O Grupo Perfil, de forte presença no Brasil, publica revistas e um jornal homônimo, que só circula aos sábados e domingos. De postura crítica com relação ao kirchnerismo, trata-se de uma publicação equilibrada e que conta com um excelente time de colunistas, entre eles Beatriz Sarlo, Tomas Abraham, Violeta Gorodischer e o próprio Jorge Fontevecchia, que é proprietário e diretor do meio (o quarto, da esquerda para a direita, na foto acima).

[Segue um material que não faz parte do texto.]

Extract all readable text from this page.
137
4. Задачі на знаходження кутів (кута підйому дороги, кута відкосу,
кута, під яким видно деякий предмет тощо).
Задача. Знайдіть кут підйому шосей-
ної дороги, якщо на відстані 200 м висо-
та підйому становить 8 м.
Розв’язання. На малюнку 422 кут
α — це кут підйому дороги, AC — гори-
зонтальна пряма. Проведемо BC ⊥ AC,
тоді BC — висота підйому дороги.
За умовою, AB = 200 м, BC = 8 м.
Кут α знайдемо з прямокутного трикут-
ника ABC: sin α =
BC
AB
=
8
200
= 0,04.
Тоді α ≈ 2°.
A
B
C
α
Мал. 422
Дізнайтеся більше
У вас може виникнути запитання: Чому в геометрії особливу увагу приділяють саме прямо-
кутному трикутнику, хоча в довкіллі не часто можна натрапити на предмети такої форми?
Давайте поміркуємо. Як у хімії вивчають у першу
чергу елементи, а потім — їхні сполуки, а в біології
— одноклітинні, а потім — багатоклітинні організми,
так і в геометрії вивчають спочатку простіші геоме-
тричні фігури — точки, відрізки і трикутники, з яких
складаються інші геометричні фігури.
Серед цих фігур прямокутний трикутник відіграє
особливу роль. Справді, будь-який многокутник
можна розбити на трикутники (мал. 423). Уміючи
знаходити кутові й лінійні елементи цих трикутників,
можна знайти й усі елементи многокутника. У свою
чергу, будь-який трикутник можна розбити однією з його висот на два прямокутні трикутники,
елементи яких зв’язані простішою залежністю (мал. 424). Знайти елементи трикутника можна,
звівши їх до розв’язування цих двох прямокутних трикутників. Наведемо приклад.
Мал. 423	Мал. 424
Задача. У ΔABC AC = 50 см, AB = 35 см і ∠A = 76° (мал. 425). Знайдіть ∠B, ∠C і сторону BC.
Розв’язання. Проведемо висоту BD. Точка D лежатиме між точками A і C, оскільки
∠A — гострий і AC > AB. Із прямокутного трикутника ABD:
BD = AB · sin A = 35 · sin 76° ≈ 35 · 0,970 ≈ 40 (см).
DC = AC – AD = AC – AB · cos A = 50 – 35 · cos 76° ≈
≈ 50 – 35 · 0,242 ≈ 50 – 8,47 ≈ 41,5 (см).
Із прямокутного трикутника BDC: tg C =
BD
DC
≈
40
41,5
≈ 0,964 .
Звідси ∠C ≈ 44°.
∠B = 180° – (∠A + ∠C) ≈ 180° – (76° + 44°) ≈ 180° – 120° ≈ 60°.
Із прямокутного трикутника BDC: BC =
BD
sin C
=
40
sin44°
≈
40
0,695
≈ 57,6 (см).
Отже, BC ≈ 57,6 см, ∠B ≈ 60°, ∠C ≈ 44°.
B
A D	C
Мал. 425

A festa teve algumas passagens curiosas. Após a inauguração e o momento das fotos e cumprimentos entre os candidatos, houve eventos específicos de cada publicação, debates, desfiles e até uma simulação da eleição. Numa das salas, onde debatiam o presidente da Corte Suprema, Ricardo Lorenzetti, e o neurologista Facundo Manes, ajudavam a compor a audiência nada menos que alguns candidatos à Presidência, como Sergio Massa e Margarita Stolbizer, além doex-presidente Fernando De la Rúa. Do lado de fora da parede de vidro, as pessoas grudavam seus celulares para registrar outro encontro inusitado de forças distintas em convivência pacífica. Depois, houve uma pequena apresentação artística-patriótica. A cantora Valeria Lynch entoou o hino nacional, após a execução de “Não Chores por Mim, Argentina”, do musical Evita, com Sandra Guida.As novas instalações das publicações do Grupo Perfil são impressionantes. Uma imensa Redação integrada, circundada por telas que trazem TVs e sites internacionais em tempo real, estúdios de rádio e TV, salas de reunião espaçosas e lounge para os intervalos. A mudança para o endereço localizado em Barracas deu-se para integrar a Redação com a gráfica, que já funcionava no local. Da antiga sede, veio também o imenso pedaço do Muro de Berlim que decorava a entrada do antigo prédio, na região central da cidade.

A menos de 48 horas da eleição presidencial, um evento como o dessa noite foi mais um indício de que a Argentina pode entrar em tempos de mais normalidade nas relações entre governo e poder, além de melhor convivência entre aqueles que pensam diferente. Esperemos que essa ideia se confirme.